If there is any definitive point to life, certainly it must involve leaving something behind that has a positive impact that is discernible well after you are gone. While most of us will ultimately fail to have that kind of effect, we all have the great privilege of being the affected. Inter Arma are a band that have obviously been affected by rock n’ roll. Sky Burial is prominently driven by elements of doom, sludge and black metal, but also affectionately embraces psychedelic and classic rock. This sixty-eight minute coalescence of influences accomplishes something that few albums can manage. It reminds me of how great it is to be one of the affected.
With such an expansive arsenal, it would be easy to assume that the resulting sound would be disjointed and chaotic. Sky Burial is the absolute opposite. The album is an exercise in tempered aggression. Inter Arma handle each component like a newborn child, cautiously releasing it into their vast, caliginous dominion. They effortlessly blur so many lines that one could be inclined to classify their sound as prog-metal. But even that label seems too limiting and evokes a sense of deliberate experimentation that is just not present here. Their execution is not meticulous, it’s organic.

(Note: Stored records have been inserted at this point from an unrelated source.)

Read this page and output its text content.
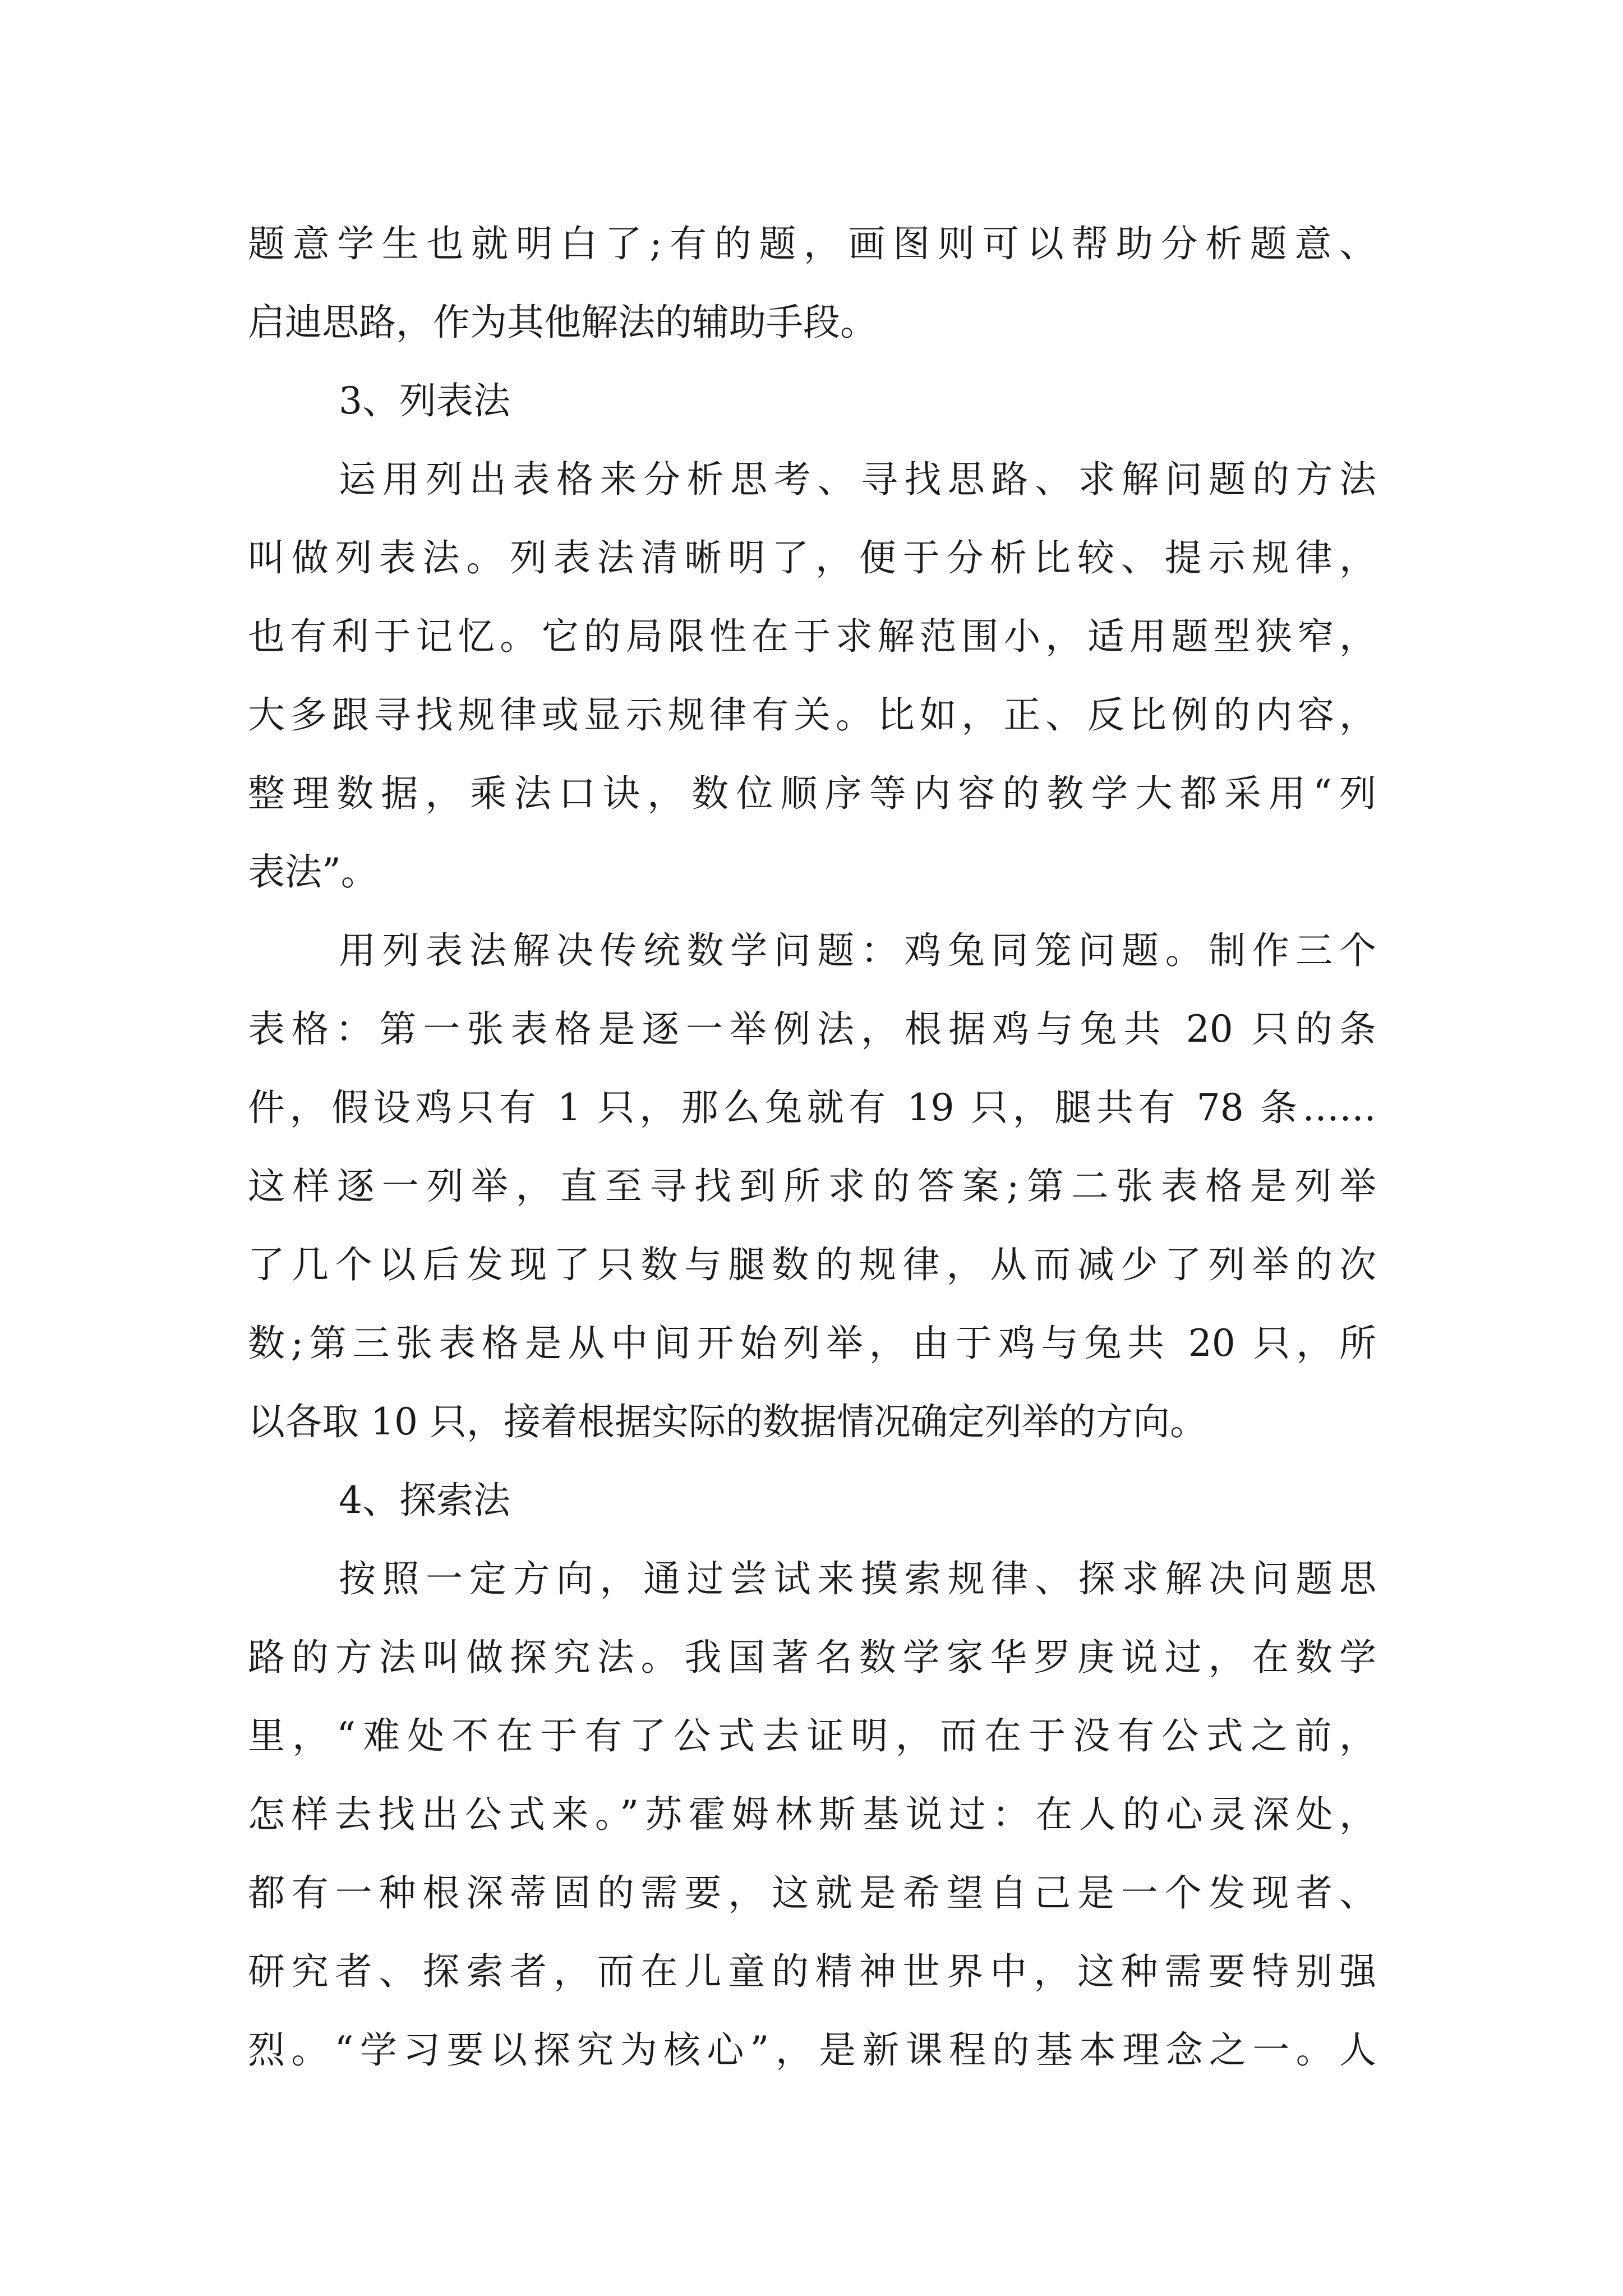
题意学生也就明白了;有的题，画图则可以帮助分析题意、

启迪思路，作为其他解法的辅助手段。

3、列表法

运用列出表格来分析思考、寻找思路、求解问题的方法

叫做列表法。列表法清晰明了，便于分析比较、提示规律，

也有利于记忆。它的局限性在于求解范围小，适用题型狭窄，

大多跟寻找规律或显示规律有关。比如，正、反比例的内容，

整理数据，乘法口诀，数位顺序等内容的教学大都采用“列

表法”。

用列表法解决传统数学问题：鸡兔同笼问题。制作三个

表格：第一张表格是逐一举例法，根据鸡与兔共 20 只的条

件，假设鸡只有 1 只，那么兔就有 19 只，腿共有 78 条……

这样逐一列举，直至寻找到所求的答案;第二张表格是列举

了几个以后发现了只数与腿数的规律，从而减少了列举的次

数;第三张表格是从中间开始列举，由于鸡与兔共 20 只，所

以各取 10 只，接着根据实际的数据情况确定列举的方向。

4、探索法

按照一定方向，通过尝试来摸索规律、探求解决问题思

路的方法叫做探究法。我国著名数学家华罗庚说过，在数学

里，“难处不在于有了公式去证明，而在于没有公式之前，

怎样去找出公式来。”苏霍姆林斯基说过：在人的心灵深处，

都有一种根深蒂固的需要，这就是希望自己是一个发现者、

研究者、探索者，而在儿童的精神世界中，这种需要特别强

烈。“学习要以探究为核心”，是新课程的基本理念之一。人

So much so that it would be easy to miss just how experimental this album truly is.
Any band with the audacity to attempt an album of this scale must also possess the chops to pull it off. Although the album is abound with big riffs and rapid-fire drums, more impressive is the band’s ability to create grandiose songs from such modest foundations. Inter Arma cover more ground with one note than the most noodly of prog-metal bands can manage with an entire album. They are also able to take a more drone inspired approach without sacrificing momentum. Their desire for progression is just as relentless as their devotion to aggression. While it is substantially heavy, blackened, and doom laden, there is also an unmistakably classic quality to Sky Burial. This is largely due to the masterful engineering and mixing skills of Mikey Allred, who gives this album a timeless sound that plays a role of almost equal importance to that of any member of the band.
An album like this deserves more than a critic’s stamp of approval. It’s enthralling, refreshing, and bordering on flawless. If you consider yourself a fan of heavy music, this is an album you should hear. Time will tell if it has the staying power of a true classic. Regardless, Sky Burial certainly feels like an album that metal fans will still be enjoying well after we are gone.